War Journal 08: Plane Truth

You should see how they treat passengers.

My intermission blues are over.  It’s now time to return to Baghdad.  I had my flight all arranged and I present my passport and orders to the guy at the desk.  He looks at the passport and tells me it’s close to expiring.  “Exactly why I gotta get to Baghdad,” I reply.

But the weather outside is frightful.  It’s overcast with a chance of sand.  Plus the wind is blowing like the Temptations Greatest Hits.  An hour before my flight is destined to depart they say the two words that any person desperate for a flight does not want to hear:  Weather Hold.

Weather Hold is basically a nebulous, amorphous state of existence.  You can’t go back to your room and try again because the flight could leave.  You can’t go anywhere to get something to eat because, again, the flight could leave.  But more often than not the flight doesn’t leave… but you’re stuck at the terminal waiting for them to invariably tell you it’s not going anywhere.

That’s where I was, stuck at the terminal for over 4 hours.  But at the end of that 4 hours they called for us.  Hooray!

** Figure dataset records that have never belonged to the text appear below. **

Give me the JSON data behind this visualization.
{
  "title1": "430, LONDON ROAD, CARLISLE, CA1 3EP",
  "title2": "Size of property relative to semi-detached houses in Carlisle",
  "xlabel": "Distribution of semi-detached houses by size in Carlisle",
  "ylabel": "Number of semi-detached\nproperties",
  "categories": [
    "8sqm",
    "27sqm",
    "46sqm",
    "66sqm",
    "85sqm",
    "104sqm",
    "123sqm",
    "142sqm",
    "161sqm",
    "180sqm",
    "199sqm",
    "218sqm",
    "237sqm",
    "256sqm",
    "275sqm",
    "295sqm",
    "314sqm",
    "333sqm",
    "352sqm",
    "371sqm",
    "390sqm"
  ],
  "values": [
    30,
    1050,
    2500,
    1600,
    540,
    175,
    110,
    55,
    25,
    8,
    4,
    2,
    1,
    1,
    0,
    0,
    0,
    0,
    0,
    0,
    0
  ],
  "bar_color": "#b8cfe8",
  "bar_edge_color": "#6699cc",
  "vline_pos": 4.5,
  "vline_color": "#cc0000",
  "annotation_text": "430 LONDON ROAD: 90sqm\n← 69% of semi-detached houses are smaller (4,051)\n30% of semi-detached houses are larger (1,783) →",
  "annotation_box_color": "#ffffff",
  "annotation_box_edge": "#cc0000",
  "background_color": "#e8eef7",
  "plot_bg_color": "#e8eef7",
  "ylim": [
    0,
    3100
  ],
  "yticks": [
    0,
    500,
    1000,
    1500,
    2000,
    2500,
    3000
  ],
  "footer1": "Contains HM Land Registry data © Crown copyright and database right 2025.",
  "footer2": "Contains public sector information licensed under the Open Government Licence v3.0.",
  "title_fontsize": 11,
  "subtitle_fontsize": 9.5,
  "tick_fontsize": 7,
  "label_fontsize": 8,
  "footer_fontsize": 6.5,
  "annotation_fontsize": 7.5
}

We get to the plane, a C-130 (depicted above), and it’s silent.  Everyone whose been in the field knows this is bad news.  And this time is no exception.  We’re waiting in the bus for upwards of 20 minutes.  But they finally load us in, and we’re packed to the gills.  The chairs, which are designed to be collapsible so that the Army can load big stuff like tanks in it, are made from a hammock type fabric.   You’re sitting side by side with your back against the walls of the plane in the hammock chairs.  It was designed for transport, not comfort.

I’ve always admired the heavies, the biggest planes at the air show like the C-130, because when you see them get off the ground it’s like a miracle of aviation.  They’re like flying whales taking up the whole sky… I’m forced to stare at it in awe and say “is there nothing man cannot do?”  But the appeal of the C-130 ends the moment you have to sit in one.

Anyway, they sit me next to tourist guy.  Tourist guy is the dude that is enjoying the Iraq theater of operations like it’s Euro Disney.  He takes pictures of everything he can, posing with the guy trying to sell him bootleg movies, thumbsin’ up and cheesing.  No, not tourist guy.  He wants to look out the window while the plane moves on the tarmac and in the air.  Dude, it’s night.  You can’t see anything out of those little portholes in the daytime, let alone now.  But he’s twisting at odd angles, and since we’re all wearing 30 pound plate body armor, his back plate keeps brushing up against me.

I can’t tell him to stop.  The roar of the engine is lord here.  You can’t even hear yourself think in the belly of a C-130, let alone turn to your neighbor and say “Sir, your armor is brushing up against me and scraping me up every time you decide to ooh and ahh out the window.  Would you mind sitting the fuck down already?”  Sign language is the only viable option, and I couldn’t think of the appropriate signals to convey this message to Tourist Guy.

Meanwhile, C-130 pilots are sinister fiends.  They fly these things like guys taking jeeps off road.  More often than not, I have to close my eyes to fend off nausea.

The whole time it was scrape scrape from the tourist, bump jostle shake from the pilot.  The only thing that got me through was going through my iPod, full of songs my wife had uploaded for me during vacation.  Her appreciation of music is legendary, her taste in it unrivaled.  A lot of the songs she loaded I had no idea what they were.  I settled on Sven Van Hess, one of the dudes I had never heard of.  His album “Exotica” got me through the plane ride, it got me to Baghdad without choking out a tourist and screaming “You too close!”

I kept replaying this song.  Cause while traveling with your eyes closed in a C-130 with tourist guy, it takes you away.  Trust me.